A federal circuit panel of judges recently issued a decision concerning certain requirements under the Fair Debt Collection Practices Act (FDCPA) that lenders must follow when contacting consumers, specifically when offering homeowners “cash for keys” settlements. A cash for keys offer means the bank or mortgage holder offers you a small amount of money to deed the house over to the bank and move out of your home. The idea is to avoid the time and expense of a foreclosure lawsuit.
Cash for keys offers are actually common following a foreclosure sale and serve the interests of both parties involved in a foreclosure. The offers furnish former homeowners with immediate cash necessary to pay for moving out and securing a new place to live, in exchange for vacating the property earlier than required.
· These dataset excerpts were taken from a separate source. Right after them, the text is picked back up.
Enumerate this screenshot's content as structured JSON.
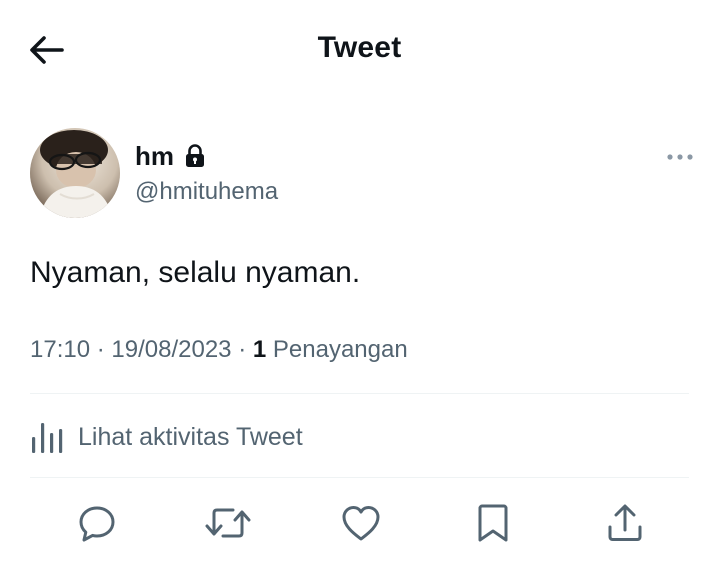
{
  "header": {
    "back_icon": "arrow-left-icon",
    "title": "Tweet"
  },
  "author": {
    "display_name": "hm",
    "protected_icon": "lock-icon",
    "handle": "@hmituhema",
    "more_icon": "more-horizontal-icon"
  },
  "tweet": {
    "text": "Nyaman, selalu nyaman.",
    "time": "17:10",
    "separator": "·",
    "date": "19/08/2023",
    "views_count": "1",
    "views_label": "Penayangan"
  },
  "activity": {
    "icon": "analytics-bars-icon",
    "label": "Lihat aktivitas Tweet"
  },
  "actions": {
    "reply_icon": "reply-icon",
    "retweet_icon": "retweet-icon",
    "like_icon": "heart-icon",
    "bookmark_icon": "bookmark-icon",
    "share_icon": "share-icon"
  },
  "colors": {
    "text_primary": "#0f1419",
    "text_secondary": "#536471",
    "divider": "#eff3f4",
    "action_icon": "#536471"
  }
}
In the federal case, the plaintiff had his home foreclosed upon. After the forced sale of the home, the bank (Wells Fargo) sent the plaintiff a letter offering him money to move out of his home at an earlier date than scheduled.
The plaintiff then sued Wells Fargo for violating the FDCPA and other state laws. He claimed that Wells Fargo’s offer violated his right not to be harassed because he should not have been contacted by a debt collector after his foreclosure suit was over.
The trial court disagreed with the plaintiff, finding that he failed to demonstrate that the cash for keys offer was an attempt to collect a debt within the meaning of the FDCPA. Although the appellate circuit agreed with the trial court’s overall decision, the Court pointed out that a creditor or debt collector could still be liable for violating the FDCPA even if their communication with a consumer does not explicitly demand the payment of money.
Rather, the Court explained that a payment demand can be implicit or implied. For instance, a creditor may mail you a statement reflecting the amount of money allegedly owed, a description of the loan or account, and directions on how to pay the debt – without ever actually asking you for payment. A letter like this may still violate the FDCPA if you have already notified the creditor or debt collector not to contact you.
Despite the possibility that Wells Fargo’s letter violated the FDCPA, the Court held that since Wells Fargo had actually offered the plaintiff cash without demanding anything other than that he vacate the home early, the letter was not an attempt to collect a debt.
This case is important because it illustrates how certain communications are still attempts to collect a debt, even if they don’t demand payment outright, and must comply with the requirements of the FDCPA. This is true of any communication, not just cash for keys offers!